UC Newsroom
University of California researchers from two campuses received three grants totaling more than $12 million in funding from the state’s stem cell agency to develop stem cell treatments for Huntington’s disease, spina bifida and chronic diabetic wounds.
The funding was part of $25.2 million in Preclinical Development Awards targeting seven deadly or disabling disorders – what the California Institute for Regenerative Medicine considers “the most promising” research leading up to human clinical trials using stem cells to treat disease and injury.
UC Davis researchers were awarded a pair of grants totaling more than $7 million to develop stem cell therapies for spina bifida ($2.2 million) and chronic diabetic wounds ($5 million).
Diana Farmer, professor and chair of surgery at UC Davis Medical Center, is developing a placental stem cell therapy for spina bifida, the common and devastating birth defect that causes lifelong paralysis as well as bladder and bowel incontinence. She and her team are working on a unique treatment that can be applied in utero – before a baby is born -- in order to reverse spinal cord damage.

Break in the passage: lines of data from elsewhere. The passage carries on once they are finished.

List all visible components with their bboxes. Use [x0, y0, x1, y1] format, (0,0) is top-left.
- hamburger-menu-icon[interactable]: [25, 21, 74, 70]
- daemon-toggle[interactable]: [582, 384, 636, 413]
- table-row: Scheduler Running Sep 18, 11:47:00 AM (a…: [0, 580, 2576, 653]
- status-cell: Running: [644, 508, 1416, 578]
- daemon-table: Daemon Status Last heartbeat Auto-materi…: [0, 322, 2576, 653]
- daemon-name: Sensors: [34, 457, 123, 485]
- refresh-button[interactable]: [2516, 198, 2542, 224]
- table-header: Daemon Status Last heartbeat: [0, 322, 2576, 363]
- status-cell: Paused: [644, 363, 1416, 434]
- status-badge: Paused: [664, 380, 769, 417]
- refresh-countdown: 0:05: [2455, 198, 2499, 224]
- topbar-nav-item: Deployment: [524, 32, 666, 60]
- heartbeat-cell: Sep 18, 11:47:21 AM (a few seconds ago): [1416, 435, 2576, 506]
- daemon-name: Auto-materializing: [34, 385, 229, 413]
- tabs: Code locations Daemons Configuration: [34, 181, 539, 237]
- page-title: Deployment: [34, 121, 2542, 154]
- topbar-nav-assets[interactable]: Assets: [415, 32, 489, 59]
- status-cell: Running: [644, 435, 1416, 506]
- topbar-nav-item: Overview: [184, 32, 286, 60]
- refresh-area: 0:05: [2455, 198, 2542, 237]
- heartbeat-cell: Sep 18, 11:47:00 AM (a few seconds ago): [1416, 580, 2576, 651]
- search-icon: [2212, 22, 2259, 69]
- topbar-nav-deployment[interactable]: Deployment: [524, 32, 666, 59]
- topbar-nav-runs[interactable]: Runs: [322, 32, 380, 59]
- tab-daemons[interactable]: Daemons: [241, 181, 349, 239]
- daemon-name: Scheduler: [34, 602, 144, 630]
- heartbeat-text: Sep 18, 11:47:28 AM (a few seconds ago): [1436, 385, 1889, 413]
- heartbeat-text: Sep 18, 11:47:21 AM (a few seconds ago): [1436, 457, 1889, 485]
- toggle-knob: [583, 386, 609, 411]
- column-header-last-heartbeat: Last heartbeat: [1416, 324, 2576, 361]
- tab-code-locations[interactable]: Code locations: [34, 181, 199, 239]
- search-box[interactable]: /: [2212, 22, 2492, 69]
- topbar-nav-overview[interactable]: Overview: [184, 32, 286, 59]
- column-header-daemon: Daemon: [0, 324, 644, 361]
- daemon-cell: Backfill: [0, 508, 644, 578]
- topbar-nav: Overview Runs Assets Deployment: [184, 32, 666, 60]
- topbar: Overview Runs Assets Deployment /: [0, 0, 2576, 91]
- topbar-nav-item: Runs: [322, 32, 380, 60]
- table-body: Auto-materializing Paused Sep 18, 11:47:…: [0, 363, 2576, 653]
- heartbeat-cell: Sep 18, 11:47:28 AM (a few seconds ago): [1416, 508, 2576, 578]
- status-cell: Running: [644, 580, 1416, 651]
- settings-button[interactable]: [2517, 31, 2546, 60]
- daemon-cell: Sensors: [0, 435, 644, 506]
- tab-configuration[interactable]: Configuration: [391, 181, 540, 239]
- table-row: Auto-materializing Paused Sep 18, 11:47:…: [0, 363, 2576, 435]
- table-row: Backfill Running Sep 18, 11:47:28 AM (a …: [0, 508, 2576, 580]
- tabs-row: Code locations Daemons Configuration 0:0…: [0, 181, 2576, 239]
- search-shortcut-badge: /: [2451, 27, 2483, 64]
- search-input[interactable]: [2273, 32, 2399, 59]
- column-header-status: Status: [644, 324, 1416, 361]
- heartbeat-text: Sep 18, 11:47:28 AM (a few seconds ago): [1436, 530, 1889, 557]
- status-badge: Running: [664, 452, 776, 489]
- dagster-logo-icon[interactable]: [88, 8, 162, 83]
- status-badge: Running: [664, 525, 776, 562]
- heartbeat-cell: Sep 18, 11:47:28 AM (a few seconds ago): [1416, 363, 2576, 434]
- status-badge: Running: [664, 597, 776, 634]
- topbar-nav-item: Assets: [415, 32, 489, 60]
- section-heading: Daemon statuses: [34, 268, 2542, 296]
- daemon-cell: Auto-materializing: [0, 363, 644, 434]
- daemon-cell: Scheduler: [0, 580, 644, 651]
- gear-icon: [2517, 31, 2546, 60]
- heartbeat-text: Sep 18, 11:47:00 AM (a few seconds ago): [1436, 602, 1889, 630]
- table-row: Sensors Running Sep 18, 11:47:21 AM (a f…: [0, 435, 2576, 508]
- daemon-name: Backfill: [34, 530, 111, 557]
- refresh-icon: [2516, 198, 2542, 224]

Roslyn Rivkah Isseroff, a UC Davis professor of dermatology, and Jan Nolta, professor of internal medicine and director of the university’s Stem Cell Program, are developing a wound dressing containing stem cells that could be applied to chronic wounds and be a catalyst for rapid healing. This is Isseroff’s second CIRM grant, and it will help move her research closer to having a product approved by the U.S. Food and Drug Administration that specifically targets diabetic foot ulcers, a condition affecting more than 6 million people in the country.
Also, Leslie Thompson of the Sue & Bill Gross Stem Cell Research Center at UC Irvine has been awarded $5 million to continue her CIRM-funded effort to develop stem cell treatments for Huntington’s disease. The grant supports her next step: identifying and testing stem cell-based treatments for HD, an inherited, incurable and fatal neurodegenerative disorder. In this project, Thompson and her colleagues will create an HD therapy employing human embryonic stem cells that can be evaluated in clinical trials.
CIRM’s governing board also approved an application for the Tools and Technology Award that had been deferred from the January meeting. UCLA’s Carla Koehler will now get $1.3 million for research on a small molecule tool for reducing the malignant potential in reprogramming human induced pluripotent stem cells and embryonic stem cells.
Overall, CIRM’s governing board has awarded nearly $1.9 billion in stem cell grants, with half of the total going to the University of California or UC-affiliated institutions.